From Dr John Jillett, - Hut1825 -myself in bearded days, in the interior of Jillett's Hut, located behind the present "Springfield" property.  We were shown around by the then owner, Andrew Morrison.  The hut contained all sorts of old papers, receipts, furniture items, etc.  The Morrisons were a prominent farming/shipping/whaling family and had owned the property since buying it from Thomas Jillett around 1860"
Return to Elizabeth Jillett
By researching through the newspaper archives of the late 1800's, a lot of information can be sourced about Thomas and his children.  In 1862 Thomas was in Melbourne.  He seemed to travel there quite often, perhaps with his horses.  On Wednesday 29th October 1862, he was arrested.

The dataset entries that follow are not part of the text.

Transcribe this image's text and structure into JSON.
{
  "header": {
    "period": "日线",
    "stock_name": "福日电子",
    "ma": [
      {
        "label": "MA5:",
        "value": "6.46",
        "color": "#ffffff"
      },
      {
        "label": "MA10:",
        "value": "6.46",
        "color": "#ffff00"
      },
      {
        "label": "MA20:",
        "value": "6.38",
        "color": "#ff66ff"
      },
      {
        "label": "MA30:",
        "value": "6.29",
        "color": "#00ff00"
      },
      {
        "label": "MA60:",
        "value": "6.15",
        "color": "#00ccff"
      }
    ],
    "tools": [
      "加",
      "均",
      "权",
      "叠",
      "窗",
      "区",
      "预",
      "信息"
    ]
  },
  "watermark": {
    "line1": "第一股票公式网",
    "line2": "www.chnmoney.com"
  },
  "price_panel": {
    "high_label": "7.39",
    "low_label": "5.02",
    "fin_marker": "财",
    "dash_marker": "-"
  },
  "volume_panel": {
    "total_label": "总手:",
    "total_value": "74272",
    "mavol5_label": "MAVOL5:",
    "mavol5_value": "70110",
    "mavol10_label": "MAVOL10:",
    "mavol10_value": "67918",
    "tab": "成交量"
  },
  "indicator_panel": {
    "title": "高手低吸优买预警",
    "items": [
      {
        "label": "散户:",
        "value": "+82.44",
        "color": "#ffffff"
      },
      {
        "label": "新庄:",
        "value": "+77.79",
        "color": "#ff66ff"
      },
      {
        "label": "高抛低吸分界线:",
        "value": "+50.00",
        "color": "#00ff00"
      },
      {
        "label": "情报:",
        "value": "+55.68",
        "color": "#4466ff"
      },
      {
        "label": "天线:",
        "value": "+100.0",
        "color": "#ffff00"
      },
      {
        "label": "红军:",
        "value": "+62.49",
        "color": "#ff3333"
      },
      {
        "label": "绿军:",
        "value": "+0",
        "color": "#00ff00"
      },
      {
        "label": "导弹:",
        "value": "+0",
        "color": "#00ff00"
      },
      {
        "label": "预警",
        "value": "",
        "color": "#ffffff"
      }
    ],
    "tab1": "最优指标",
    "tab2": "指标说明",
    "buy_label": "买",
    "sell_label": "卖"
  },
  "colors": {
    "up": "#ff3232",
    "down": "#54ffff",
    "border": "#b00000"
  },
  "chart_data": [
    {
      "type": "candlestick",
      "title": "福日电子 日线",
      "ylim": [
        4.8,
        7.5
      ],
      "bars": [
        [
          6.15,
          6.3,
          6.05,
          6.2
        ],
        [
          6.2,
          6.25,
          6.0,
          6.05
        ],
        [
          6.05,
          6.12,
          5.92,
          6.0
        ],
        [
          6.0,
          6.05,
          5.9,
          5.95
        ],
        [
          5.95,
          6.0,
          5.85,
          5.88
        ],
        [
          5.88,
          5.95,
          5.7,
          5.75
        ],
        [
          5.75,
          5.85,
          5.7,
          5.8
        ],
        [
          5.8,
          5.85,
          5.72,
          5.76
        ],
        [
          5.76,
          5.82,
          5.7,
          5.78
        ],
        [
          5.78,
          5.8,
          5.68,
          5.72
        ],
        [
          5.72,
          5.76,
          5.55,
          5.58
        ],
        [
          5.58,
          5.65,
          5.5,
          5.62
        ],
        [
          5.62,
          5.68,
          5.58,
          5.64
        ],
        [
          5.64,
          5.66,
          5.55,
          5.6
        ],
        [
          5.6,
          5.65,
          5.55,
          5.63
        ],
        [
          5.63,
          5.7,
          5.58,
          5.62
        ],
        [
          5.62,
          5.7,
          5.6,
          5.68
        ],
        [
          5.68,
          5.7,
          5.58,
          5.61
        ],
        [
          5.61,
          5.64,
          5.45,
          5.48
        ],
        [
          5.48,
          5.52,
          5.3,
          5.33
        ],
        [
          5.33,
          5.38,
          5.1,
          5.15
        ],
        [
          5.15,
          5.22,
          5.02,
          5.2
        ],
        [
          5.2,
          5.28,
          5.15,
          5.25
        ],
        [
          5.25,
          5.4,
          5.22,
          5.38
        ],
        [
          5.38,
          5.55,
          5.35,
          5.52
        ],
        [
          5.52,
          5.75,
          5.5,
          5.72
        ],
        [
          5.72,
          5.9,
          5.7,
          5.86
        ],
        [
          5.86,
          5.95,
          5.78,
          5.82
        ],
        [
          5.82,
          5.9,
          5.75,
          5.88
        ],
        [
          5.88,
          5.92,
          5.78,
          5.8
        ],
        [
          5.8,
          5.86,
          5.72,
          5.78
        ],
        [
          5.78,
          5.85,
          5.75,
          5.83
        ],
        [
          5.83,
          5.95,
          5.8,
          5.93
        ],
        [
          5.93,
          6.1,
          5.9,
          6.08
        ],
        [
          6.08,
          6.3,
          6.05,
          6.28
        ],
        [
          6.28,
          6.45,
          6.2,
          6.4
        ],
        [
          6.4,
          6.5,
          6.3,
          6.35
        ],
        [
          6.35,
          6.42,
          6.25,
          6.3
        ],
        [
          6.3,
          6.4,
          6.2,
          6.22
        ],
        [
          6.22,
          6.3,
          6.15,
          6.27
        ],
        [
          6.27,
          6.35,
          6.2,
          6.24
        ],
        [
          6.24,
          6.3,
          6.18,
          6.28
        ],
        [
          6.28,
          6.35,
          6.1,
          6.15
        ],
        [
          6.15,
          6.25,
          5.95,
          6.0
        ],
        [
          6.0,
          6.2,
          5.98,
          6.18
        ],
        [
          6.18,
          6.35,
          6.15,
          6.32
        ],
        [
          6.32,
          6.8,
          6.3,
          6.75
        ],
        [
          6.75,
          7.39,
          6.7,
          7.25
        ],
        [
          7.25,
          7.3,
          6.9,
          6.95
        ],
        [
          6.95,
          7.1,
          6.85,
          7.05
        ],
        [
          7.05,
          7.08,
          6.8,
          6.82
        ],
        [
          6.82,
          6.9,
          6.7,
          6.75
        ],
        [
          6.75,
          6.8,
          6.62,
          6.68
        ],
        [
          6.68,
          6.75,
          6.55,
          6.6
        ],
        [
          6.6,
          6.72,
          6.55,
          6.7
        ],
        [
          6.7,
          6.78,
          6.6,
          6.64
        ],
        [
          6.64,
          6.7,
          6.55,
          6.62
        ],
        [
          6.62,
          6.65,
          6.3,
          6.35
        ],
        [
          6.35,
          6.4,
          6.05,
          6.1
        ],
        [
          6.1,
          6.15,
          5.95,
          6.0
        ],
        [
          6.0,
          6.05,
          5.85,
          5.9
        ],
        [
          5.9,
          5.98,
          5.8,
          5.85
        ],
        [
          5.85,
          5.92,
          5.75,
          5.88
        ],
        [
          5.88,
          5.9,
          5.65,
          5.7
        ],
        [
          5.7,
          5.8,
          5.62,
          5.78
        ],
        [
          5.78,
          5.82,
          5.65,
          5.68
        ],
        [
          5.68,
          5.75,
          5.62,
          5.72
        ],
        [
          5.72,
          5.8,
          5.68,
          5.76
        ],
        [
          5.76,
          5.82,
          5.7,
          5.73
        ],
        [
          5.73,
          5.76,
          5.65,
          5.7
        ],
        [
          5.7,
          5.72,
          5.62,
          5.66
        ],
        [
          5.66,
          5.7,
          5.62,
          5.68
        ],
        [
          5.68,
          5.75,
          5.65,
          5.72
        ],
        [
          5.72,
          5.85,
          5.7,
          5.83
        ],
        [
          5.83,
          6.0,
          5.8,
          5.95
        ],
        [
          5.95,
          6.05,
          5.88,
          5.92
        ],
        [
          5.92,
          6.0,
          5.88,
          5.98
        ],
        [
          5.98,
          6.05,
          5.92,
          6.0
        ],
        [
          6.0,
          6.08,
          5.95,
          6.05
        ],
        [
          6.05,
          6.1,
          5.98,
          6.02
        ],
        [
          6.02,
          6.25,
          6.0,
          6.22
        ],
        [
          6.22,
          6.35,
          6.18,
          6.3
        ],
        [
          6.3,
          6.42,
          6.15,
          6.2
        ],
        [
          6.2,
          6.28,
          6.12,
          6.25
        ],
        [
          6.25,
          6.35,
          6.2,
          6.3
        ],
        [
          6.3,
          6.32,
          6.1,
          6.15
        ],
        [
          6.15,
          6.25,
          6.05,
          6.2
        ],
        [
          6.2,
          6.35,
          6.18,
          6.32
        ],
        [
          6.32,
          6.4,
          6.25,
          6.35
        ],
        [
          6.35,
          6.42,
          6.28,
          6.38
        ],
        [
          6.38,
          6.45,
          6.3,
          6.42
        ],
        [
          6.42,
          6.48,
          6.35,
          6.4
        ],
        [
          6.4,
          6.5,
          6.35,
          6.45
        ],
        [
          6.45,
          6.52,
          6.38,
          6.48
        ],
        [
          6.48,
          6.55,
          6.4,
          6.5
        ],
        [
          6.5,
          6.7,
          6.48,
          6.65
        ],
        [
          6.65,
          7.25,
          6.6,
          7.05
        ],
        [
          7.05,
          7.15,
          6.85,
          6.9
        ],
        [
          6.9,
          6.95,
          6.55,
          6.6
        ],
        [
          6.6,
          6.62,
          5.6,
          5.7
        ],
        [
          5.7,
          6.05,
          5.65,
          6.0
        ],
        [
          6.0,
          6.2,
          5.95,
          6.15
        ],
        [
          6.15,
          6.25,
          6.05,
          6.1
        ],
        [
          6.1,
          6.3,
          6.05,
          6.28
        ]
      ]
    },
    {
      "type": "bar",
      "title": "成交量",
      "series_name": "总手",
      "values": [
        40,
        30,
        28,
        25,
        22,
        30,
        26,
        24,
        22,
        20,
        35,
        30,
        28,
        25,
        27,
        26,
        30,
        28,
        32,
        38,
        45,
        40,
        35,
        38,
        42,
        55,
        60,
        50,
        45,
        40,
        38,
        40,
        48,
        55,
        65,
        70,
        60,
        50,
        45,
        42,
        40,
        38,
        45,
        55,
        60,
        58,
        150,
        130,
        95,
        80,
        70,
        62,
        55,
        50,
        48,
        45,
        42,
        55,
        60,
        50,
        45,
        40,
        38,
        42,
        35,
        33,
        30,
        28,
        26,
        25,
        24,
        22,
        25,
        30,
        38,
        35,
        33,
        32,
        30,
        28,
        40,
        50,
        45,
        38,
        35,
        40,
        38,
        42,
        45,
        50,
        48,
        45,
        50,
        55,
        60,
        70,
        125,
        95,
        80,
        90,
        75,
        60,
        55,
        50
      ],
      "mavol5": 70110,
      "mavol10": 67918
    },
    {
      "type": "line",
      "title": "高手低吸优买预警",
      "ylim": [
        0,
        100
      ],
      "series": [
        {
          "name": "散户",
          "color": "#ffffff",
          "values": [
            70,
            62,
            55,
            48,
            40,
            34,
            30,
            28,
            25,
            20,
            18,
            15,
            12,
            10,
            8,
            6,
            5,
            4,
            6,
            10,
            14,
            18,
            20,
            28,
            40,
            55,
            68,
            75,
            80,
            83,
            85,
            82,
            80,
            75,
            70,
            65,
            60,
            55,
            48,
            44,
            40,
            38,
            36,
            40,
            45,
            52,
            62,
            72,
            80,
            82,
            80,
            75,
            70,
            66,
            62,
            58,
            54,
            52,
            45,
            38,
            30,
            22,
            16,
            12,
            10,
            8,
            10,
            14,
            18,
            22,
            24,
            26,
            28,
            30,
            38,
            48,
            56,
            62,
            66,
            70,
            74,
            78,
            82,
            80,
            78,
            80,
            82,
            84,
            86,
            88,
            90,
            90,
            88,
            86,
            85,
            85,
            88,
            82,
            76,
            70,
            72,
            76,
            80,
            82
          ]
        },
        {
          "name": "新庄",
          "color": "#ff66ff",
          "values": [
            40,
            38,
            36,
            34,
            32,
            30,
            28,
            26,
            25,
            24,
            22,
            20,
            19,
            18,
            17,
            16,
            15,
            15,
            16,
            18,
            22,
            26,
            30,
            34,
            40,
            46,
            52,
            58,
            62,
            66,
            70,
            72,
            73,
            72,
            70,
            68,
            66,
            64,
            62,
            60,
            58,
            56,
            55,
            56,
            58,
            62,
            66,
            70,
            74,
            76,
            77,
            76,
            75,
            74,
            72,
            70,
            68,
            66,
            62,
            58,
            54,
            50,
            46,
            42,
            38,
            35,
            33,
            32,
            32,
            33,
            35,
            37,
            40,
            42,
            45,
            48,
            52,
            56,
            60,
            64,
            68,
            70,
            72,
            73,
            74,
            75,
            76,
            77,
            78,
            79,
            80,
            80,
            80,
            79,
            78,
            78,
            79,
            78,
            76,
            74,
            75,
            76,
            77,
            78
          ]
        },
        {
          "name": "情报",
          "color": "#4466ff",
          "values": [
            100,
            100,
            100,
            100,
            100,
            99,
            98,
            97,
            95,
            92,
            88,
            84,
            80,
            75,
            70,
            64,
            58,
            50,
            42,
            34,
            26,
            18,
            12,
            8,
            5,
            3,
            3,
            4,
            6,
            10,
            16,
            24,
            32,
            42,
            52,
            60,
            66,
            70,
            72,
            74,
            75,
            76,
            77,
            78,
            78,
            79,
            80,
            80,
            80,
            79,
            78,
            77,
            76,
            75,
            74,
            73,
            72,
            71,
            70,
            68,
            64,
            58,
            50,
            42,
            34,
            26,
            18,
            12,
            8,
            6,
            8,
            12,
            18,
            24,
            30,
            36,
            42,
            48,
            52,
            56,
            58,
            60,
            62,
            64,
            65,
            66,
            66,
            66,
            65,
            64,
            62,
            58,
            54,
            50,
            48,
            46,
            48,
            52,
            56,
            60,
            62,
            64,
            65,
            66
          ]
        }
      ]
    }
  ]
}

"Thomas Jillett, who had been remanded for medical inquiry as to his state of mind, having had a severe attach of deliriam tremens, was now brought up, in an improved state of health and was discharged".   Fancy name for being drunk!

On Monday 28th April 1879, Thomas advertised the property Dundonald, at Broadmeadows for let.

"To let, Dundonald, situated at Broadmeadows, 12 miles from Melbourne, 200 acres of
good grazing and agricultural land, 30 acres in cultivation, two acres garden and orchard,
well stocked with choice fruit trees of various kinds and flower gardens.  A good house,
with drawing and dining rooms, six bedrooms, four pantries, kitchen, washhouse, servants'
rooms, dairy and store, four stall stone stable, coachhouse, harness rooms, hay loft and
large room over with outhouse complete.  One of the best views in the colony.
  Apply to Thomas Jillett on the premises."
All that is left of Dundonald!
In 1880, he advertised in the Argus, trying to find the where-abouts of Eliza Bowden, daughter of John and Eliza Bowden, known to be at Mt. Gambier.  Please apply to her uncle Thomas Jillett, Fernhill, Flemington.  VIC

In 1880 he was also advertising for James Hagley?  - Your mother is ill,  please contact H.P.(?) Jillett, Fernhill Flemington.